Boles nodded. “The best thing Ingle can do for the town is to get real solid evidence that Conyers was seen in Wenderby,” he said tartly, and Stokes nodded.

“Quite right. Better for Ingle himself, too. It’s a fool’s trick accusing other people. It’s a difficult point, Mr. Boles. The superintendent knows that. These boys who say, ‘I saw Mr. Conyers’ Daimler’—just bragging, as likely as not. They may know a Daimler, but I doubt if one of them knows Mr. Conyers’ by sight, let alone the number of his car. It’s easy enough to say they saw it. Smart Alecs I call ’em. Making up stories. I wish we could pin it down and find some real evidence on that point, Mr. Boles.”

Stokes leaned forward, breathing heavily. “Ingle’s gone and proved that Conyers was driving to Strand. Well, I’m beginning to wish he hadn’t. It’s like fixing the murder in this town. What does that mean? The police will be pestering all of us. If Ingle’s proved Conyers’ car was heading for Strand, and that it didn’t pass through the Market Square, I’m beginning to wish someone else could prove that Conyers really was seen in Wenderby.”

Boles was listening with a frowning, intent face.

“Pardon me, Mr. Stokes, but I wish you’d make your position a little clearer, seeing we’re speaking in confidence. First you seem to agree with Ingle that Shenton’s likely to be mixed up in all this, then you turn round and say you want to prove something different.”
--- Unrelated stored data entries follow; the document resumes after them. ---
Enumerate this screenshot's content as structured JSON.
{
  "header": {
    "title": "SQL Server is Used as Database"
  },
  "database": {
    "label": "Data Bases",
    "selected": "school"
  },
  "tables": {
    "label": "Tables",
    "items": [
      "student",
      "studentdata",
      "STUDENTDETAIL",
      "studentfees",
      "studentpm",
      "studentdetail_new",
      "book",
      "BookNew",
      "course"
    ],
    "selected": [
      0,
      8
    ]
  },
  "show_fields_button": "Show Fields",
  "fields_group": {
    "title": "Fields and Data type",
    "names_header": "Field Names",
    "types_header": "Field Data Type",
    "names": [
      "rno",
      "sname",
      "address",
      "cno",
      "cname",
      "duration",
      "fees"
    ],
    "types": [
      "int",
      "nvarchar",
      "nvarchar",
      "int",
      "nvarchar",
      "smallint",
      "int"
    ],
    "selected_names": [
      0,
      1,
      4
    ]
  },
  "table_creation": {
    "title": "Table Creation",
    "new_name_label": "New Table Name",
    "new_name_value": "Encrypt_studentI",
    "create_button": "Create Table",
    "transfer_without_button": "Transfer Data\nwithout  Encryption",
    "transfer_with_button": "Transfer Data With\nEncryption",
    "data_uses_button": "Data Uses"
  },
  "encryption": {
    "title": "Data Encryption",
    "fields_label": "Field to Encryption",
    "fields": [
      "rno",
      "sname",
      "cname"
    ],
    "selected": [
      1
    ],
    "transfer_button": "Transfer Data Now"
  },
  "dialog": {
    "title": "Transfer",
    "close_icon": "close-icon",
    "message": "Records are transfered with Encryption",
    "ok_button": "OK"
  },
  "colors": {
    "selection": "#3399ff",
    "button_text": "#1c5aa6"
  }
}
Mr. Stokes got rather red in the face, and leaned forward in his turn.

“I’ll put it plainly, Mr. Boles. It wouldn’t surprise me at all if Shenton is mixed up in it; very much mixed up, but I don’t want it said that Conyers was murdered at my back door, so to speak. My premises adjoin Shenton’s you’ll remember. If Conyers was seen in Wenderby, it looks as though he wasn’t killed in the town at all. Seems to me, if there’s any way of proving Conyers was killed in Wenderby—well, it’d be more comfortable all round.”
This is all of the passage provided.